IRVING, Texas -- Over the last few days the Cowboys have done what Mel Kiper, Todd McShay and every other draft guru does at this time of year: conduct mock drafts.
The Cowboys, and every other team, want to go through all kinds of scenarios so when they are on the clock for real they will have already played it out before the draft started.
In 2007 the Cowboys went through a mock draft in which quarterback Brady Quinn fell to them. They knew Tony Romo was their quarterback, even after just 10 regular-season starts at the time, but played out a scenario in which Quinn fell to them. Would they take Quinn? Would they trade back?
When Quinn did fall, the Cowboys knew what to get in return for a trade down. Cleveland complied and the Cowboys had two first-round picks in 2008.
On Wednesday, Jones said the team played through a scenario in which they traded up from No. 14 to get a player they wanted if there is a run on the handful of players they expected to be there when they picked. Undoubtedly they went through the other end of the story, too, in which all of their guys are gone.

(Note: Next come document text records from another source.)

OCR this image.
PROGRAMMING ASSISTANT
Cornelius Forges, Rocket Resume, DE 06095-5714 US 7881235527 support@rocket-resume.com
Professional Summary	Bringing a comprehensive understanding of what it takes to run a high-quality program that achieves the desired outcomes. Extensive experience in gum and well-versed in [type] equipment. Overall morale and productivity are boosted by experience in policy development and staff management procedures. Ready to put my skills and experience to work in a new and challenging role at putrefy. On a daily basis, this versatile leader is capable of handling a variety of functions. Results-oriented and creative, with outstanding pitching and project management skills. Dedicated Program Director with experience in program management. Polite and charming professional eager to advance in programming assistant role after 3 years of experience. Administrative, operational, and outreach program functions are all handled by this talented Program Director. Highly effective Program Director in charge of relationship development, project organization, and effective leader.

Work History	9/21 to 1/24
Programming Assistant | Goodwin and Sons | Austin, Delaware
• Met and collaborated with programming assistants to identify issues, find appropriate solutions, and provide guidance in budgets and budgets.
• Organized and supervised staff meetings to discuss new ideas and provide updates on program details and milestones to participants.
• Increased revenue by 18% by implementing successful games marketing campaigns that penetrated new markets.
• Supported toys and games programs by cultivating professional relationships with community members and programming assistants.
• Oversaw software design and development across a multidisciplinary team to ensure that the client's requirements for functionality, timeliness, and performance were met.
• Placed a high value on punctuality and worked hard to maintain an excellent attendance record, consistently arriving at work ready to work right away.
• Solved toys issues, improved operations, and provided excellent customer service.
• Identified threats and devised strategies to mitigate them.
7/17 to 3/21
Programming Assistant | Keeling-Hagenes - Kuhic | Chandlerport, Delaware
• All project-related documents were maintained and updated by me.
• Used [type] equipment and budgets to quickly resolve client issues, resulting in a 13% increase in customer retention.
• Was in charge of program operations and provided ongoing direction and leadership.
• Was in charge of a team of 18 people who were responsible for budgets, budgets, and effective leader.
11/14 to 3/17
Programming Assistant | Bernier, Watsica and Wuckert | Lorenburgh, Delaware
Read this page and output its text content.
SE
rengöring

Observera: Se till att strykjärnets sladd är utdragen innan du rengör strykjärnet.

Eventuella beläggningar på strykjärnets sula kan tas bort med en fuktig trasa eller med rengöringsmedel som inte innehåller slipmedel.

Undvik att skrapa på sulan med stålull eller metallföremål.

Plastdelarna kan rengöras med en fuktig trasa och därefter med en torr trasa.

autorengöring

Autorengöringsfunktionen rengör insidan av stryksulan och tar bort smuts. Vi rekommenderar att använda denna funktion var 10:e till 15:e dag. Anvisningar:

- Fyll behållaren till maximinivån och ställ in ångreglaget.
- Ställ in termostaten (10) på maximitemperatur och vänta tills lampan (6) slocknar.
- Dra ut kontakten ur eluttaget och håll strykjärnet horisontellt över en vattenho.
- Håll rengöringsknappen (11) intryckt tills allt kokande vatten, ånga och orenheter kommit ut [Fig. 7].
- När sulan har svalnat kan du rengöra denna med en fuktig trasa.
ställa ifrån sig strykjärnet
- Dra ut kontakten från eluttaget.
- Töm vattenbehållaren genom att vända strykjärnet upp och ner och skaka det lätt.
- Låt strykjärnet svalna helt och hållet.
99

“I don’t want to get into our strategy, but we have done that exercise and in essence said, ‘How many guys we got up there that would cause us to go up?’” Jones said. “And we spent quite a bit of time on that exercise. Again it’s according to the cost. According to how big it is. You get a situation, as you know, where you can move up one or two places that there is a real value that they give you just to swap a couple of spots with you. That’s hard to up there early, but, yes, that it is a possibility. I don’t want to say one player, but there are players we would go for.”
Teams usually take their in-house mock drafts through three rounds because, as Jason Garrett said Wednesday, you’re picking starters (or eventual starters) in those rounds and want to have a feel for what will be available.